En ces années kitch, Emile Aillaud, mort en 1988, faisait pourtant figure de précurseur parmi les concepteurs des grands ensembles. Son credo : "casser la boîte"  pour, selon lui, humaniser les logements sociaux. La réalisation de la Grande-Borne à Grigny (Essonne), ou du grand ensemble de Chanteloup-les-Vignes, dans les Yvelines, l'avait désigné comme un pionnier de la courbe et de la couleur, bref d'un nouvel urbanisme.

538 EUROS LA VITRE

Le quartier du Parc, à Nanterre, achevé en 1978, fut sa dernière réalisation. Aujourd'hui, les dix-huit tours "nuages"  de 1 607 logements, recouvertes de fresques dessinant un ciel nuageux traversé de verdure, oeuvres du coloriste Fabio Rieti, sont le cauchemar des bailleurs sociaux qui en assurent l'entretien. Un gouffre financier pour l'Office public départemental HLM (Opdhlm) des Hauts-de-Seine et l'Office municipal de Nanterre, qui se partagent leur gestion. Les immeubles n'ont pas résisté à l'usure des années et les bailleurs replâtrent à grands frais l'imaginaire d'Emile Aillaud.

Le remplacement de chacune des célèbres fenêtres, carrées, rondes ou en forme de goutte d'eau, coûte une petite fortune. Le brevet appartient à une entreprise qui dispose de moules spéciaux. Chaque vitre cassée est facturée 538 euros au bailleur, l'Office en remplace une centaine par an. Sur les murs extérieurs, la mosaïque de Fabio Rieti se décolle sous l'effet de la pluie et des chocs thermiques. Les petits carreaux de pâte de verre, désormais introuvables, sont remplacés par un enduit rapiéçant les façades. Tous les cinq ans, les tours font l'objet de grosses réparations qui augmentent les coûts de fonctionnement des bailleurs. En entretien, l'Opdhlm dépense 500 000 euros par an et, en 2005, la rénovation des halls et des paliers a doublé le coût par appartement.
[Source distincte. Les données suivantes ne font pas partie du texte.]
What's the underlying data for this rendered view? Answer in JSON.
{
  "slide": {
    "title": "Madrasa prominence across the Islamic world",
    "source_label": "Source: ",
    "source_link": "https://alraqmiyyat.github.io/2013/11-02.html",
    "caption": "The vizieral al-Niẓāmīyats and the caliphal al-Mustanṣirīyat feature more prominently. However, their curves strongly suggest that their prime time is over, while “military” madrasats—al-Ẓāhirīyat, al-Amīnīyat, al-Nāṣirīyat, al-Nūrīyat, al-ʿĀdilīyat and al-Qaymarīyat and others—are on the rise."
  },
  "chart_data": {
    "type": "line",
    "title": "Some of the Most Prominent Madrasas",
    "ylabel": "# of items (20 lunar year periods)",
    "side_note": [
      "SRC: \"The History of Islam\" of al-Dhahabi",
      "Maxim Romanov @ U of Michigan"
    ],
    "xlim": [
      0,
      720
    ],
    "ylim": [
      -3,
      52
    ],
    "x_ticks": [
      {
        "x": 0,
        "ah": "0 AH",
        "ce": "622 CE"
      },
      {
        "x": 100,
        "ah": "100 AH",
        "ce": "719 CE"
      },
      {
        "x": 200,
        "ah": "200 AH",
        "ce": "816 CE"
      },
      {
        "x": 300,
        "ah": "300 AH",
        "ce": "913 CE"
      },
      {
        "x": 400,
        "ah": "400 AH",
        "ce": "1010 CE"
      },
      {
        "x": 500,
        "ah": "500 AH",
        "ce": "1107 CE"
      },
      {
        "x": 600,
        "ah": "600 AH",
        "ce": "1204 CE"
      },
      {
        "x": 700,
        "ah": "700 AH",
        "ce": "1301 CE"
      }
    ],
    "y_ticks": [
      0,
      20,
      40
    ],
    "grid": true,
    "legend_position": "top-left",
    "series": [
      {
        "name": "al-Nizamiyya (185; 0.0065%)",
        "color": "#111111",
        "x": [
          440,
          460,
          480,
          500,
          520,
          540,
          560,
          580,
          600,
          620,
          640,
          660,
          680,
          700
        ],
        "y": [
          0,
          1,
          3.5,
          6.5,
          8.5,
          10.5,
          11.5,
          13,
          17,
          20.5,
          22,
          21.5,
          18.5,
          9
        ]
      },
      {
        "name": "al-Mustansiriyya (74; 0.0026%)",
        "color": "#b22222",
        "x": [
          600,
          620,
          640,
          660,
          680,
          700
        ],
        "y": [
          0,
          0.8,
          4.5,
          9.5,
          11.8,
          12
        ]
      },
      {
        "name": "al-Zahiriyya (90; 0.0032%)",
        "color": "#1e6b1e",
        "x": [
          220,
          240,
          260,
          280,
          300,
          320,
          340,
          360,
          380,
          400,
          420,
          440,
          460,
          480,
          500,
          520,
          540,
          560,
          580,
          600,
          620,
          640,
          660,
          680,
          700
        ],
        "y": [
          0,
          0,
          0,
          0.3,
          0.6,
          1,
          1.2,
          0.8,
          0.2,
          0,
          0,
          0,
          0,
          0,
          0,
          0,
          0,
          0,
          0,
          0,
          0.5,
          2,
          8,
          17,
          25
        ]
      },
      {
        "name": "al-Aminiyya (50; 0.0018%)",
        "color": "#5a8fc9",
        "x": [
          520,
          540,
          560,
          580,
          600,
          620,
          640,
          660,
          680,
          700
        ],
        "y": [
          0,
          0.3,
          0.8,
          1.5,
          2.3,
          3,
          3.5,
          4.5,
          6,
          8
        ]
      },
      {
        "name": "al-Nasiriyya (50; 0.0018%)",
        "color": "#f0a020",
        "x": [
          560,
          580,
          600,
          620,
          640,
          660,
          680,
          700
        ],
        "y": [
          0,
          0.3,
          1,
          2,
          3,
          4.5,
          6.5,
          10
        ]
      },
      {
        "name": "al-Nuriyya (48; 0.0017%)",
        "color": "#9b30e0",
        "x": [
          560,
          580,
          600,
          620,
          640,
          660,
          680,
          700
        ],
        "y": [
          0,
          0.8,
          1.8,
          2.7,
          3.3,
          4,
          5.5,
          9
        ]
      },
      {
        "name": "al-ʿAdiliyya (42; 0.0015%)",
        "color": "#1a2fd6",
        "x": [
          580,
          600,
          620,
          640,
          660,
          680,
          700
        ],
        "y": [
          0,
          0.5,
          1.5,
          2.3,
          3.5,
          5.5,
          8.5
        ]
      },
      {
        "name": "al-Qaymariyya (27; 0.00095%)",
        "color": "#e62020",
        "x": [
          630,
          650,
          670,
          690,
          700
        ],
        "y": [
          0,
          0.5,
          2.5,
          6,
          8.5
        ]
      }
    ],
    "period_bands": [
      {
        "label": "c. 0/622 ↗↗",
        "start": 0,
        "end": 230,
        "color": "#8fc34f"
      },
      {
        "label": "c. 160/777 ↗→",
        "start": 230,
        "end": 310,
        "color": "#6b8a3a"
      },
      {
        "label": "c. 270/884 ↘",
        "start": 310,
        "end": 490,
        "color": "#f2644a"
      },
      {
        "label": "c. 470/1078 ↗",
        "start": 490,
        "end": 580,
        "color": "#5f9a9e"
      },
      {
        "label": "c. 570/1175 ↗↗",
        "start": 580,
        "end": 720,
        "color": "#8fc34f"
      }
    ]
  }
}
Des charges trop lourdes pour du logement social.

Mais ce sont les deux immeubles de grande hauteur (IGH) de 38 étages qui dominent la cité qui coûtent le plus cher, en raison des contraintes de sécurité incendie qu'impose la réglementation. A l'origine, Emile Aillaud voulait en construire une dizaine. La petite histoire raconte que c'est Valéry Giscard d'Estaing lui-même qui s'y opposa. Deux seulement sortirent de terre mais certains voudraient bien qu'ils disparaissent.

L'Office départemental a en projet la destruction des deux tours, soit 360 appartements, avec, en contrepartie, le relogement des familles dans le programme d'aménagement Seine-Arche, à Nanterre, qui prévoit, d'ici à 2015, la construction de 290 000 m2 de logements. La municipalité communiste de Nanterre ne veut pas en entendre parler. En revanche, la destruction des deux tours, situées au coeur d'un quartier sensible, classé prioritaire par le ministère de l'intérieur en 2004 avec vingt-cinq autres sites, ravirait Joëlle Ceccaldi, maire (UMP) de la commune limitrophe, Puteaux. La suppléante de Nicolas Sarkozy à l'Assemblée nationale avance d'ailleurs cette idée, censée "sécuriser Puteaux" , dans son projet de plan local d'urbanisme.